Machine Learning

Automatic classification

To extract valuable information from textual data, one primordial step is to evaluate automatically in which category the document lies in.

When subtle categories needs to be defined a posteriori (not present when generating the description/metadata of the document) automatic classification algorithm allow to tremendously save manual work and enable finer and quicker knowledge extraction.

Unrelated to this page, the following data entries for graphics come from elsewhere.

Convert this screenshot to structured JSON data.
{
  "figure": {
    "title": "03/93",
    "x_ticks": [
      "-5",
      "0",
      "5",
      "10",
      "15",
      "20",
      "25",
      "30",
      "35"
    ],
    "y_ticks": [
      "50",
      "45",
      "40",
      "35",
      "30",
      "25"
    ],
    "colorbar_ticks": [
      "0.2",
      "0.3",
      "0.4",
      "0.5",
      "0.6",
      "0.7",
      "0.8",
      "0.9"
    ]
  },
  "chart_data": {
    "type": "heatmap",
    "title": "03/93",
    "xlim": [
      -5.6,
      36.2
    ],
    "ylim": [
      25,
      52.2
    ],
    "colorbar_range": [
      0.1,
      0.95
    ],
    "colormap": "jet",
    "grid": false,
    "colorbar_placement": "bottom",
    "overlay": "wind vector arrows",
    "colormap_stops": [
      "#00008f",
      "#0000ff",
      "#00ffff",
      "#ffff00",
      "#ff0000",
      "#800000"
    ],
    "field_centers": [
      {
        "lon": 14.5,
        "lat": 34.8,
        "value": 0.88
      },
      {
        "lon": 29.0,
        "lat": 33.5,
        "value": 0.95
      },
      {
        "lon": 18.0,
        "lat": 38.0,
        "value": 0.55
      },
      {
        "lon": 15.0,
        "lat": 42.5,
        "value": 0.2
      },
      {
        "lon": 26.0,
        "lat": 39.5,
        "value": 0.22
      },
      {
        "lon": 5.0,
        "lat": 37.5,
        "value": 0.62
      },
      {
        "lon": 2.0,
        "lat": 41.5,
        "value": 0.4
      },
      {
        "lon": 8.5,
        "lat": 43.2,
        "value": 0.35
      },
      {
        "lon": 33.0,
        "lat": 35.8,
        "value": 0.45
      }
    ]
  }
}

Possible applications range from automatic classification of documents (i.e. retain only radiology reports describing the presence of new a scaphoid fracture), to classification of shorter textual items (i.e automatic classification of medical concepts into international or local medical classifications such as ICD-10, CHOP, etc).

Word Embeddings

With “You shall know a word by the company it keeps” J. R. Firth stated already in 1957 the base for developing modern word representations also known as “word embeddings”.

The basic idea is to represent a part of textual data (for example a word) as a vector instead of an index in a vocabulary, to enable automatic and unsupervised “learning” from co-occurrences in large textual corpora.

This technique shows very good performances to deal with words with different meanings (i.e. a “fish bank” versus “bank account”), or understand similarities between concepts (“broken bones” will be represented similarly to “fractured bones” or “fracture of a bone”). French Medical narratives are very specific and call for advanced and specialized word embeddings.

Information Retrieval

Data generation is increasing exponentially and automatic tools to extract meaningful information become critical in many fields. In care, up to 80% of valuable information is hidden in free text.

As an example, automatic detection of adverse drug effect improves patient safety and permits to find correlations from large collections of patient.

Information retrieval tools aims to find some specific piece of information from large data collections, which can be later analyzed manually within a reasonable timeframe, or used in various clinical decision support systems.